Hi!
I have a script that reads from an excel. In that excel there is a list of names and configuration to import as tags.
However, sometimes Excel writes nonprintable characters and those are not valid for tag names.
Is there any way to clean a string to only have valid tag names characters? The idea is to clean it so I only get the intendeed name.
Here my problem. THe WJ invisible character...
Thx in advance!
Spaces are allowed in tag names, even if some people severely dislike this.
However, in your example, and in a quick test I did (8.1.35), Ignition is ignoring the WJ anyway?

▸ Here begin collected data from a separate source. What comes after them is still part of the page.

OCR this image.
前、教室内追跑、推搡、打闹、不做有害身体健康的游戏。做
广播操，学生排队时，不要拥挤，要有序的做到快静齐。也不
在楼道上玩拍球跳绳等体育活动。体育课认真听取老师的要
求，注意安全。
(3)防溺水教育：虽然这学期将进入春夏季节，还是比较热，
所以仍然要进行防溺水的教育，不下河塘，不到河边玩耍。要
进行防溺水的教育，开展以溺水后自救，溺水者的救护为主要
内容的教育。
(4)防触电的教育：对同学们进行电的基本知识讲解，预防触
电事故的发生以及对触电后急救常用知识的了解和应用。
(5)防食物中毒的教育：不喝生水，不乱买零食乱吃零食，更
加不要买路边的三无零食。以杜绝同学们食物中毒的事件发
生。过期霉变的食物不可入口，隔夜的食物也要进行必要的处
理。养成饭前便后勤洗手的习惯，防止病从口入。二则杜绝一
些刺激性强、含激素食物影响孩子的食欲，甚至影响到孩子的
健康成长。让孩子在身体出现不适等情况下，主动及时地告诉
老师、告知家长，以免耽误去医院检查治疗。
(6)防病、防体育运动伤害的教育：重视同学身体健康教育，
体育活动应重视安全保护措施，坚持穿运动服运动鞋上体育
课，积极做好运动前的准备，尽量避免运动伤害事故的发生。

My problem is creating the tags.
[Error_Configuration("The name 'NonAvailableStatus' is not a valid tag name")]
Try translate
>>> import string
>>> s = "foo\r\nbar"
>>> s.translate(None, string.whitespace)
'foobar'
2 Likes
Or a small regexp works
import re
''.join(re.findall('\w+' ,'NonAvailable’)),
My Integration Toolkit has mungeColumnName() functions (expression and script) that will do this for you. Originally created to make dataset column names into jython-acceptable variable names for the view() expression function.
2 Likes
I think I'm going to do this:
''.join(
c for c in text
if c in set("0123456789_ '-:()") or unicodedata.category(c)[0] == 'L'
)
Note: I didn't check if is a bad implementation for high amount of data
Does work but for me but removes the accents (I'm spanish).
Thing like this Compresión turn into this Compresin.
Then, instead of \w, use [0-9A-Za-zÀ-ÿ].
It should cover your needs
''.join(re.findall("[0-9A-Za-zÀ-ÿ]+" ,'Compresión'))
Edit : forget that, it does not work for a tag name.
1 Like
Apache StringUtils
from org.apache.commons.lang3 import StringUtils
stringList = ['Compresión', 'Crème brûlée', 'über', 'garçon', 'Señor']
for s in stringList:
print StringUtils.stripAccents(unicode(s))
output:
Compresion
Creme brulee
uber
garcon
Senor
>>>
1 Like
Had some time to sit with this a bit more. If you're working with unicode, it's usually wise to import unicode_literals
StringUtils() seems like it can do everything you need
from __future__ import unicode_literals
from org.apache.commons.lang3 import StringUtils
def normalize(stringIn, replaceDict={'':''}):
return StringUtils.stripAccents(StringUtils.replaceEach(StringUtils.normalizeSpace(stringIn), replaceDict.keys(), replaceDict.values()))
# Dictionary of any odd values you want to filter for.
# e.g: WordJoin is '\u2060' and has to be used it is not considered whitespace.
replaceDict = {'\u2060' : ''}
stringList = [' Compres\u2060ión', 'Crème\r\nbrûlée', 'über', 'garçon', 'Señor']
for s in stringList:
repr(normalize(s, replaceDict))
output:
"u'Compresion'"
"u'Creme brulee'"
"u'uber'"
"u'garcon'"
"u'Senor'"
>>>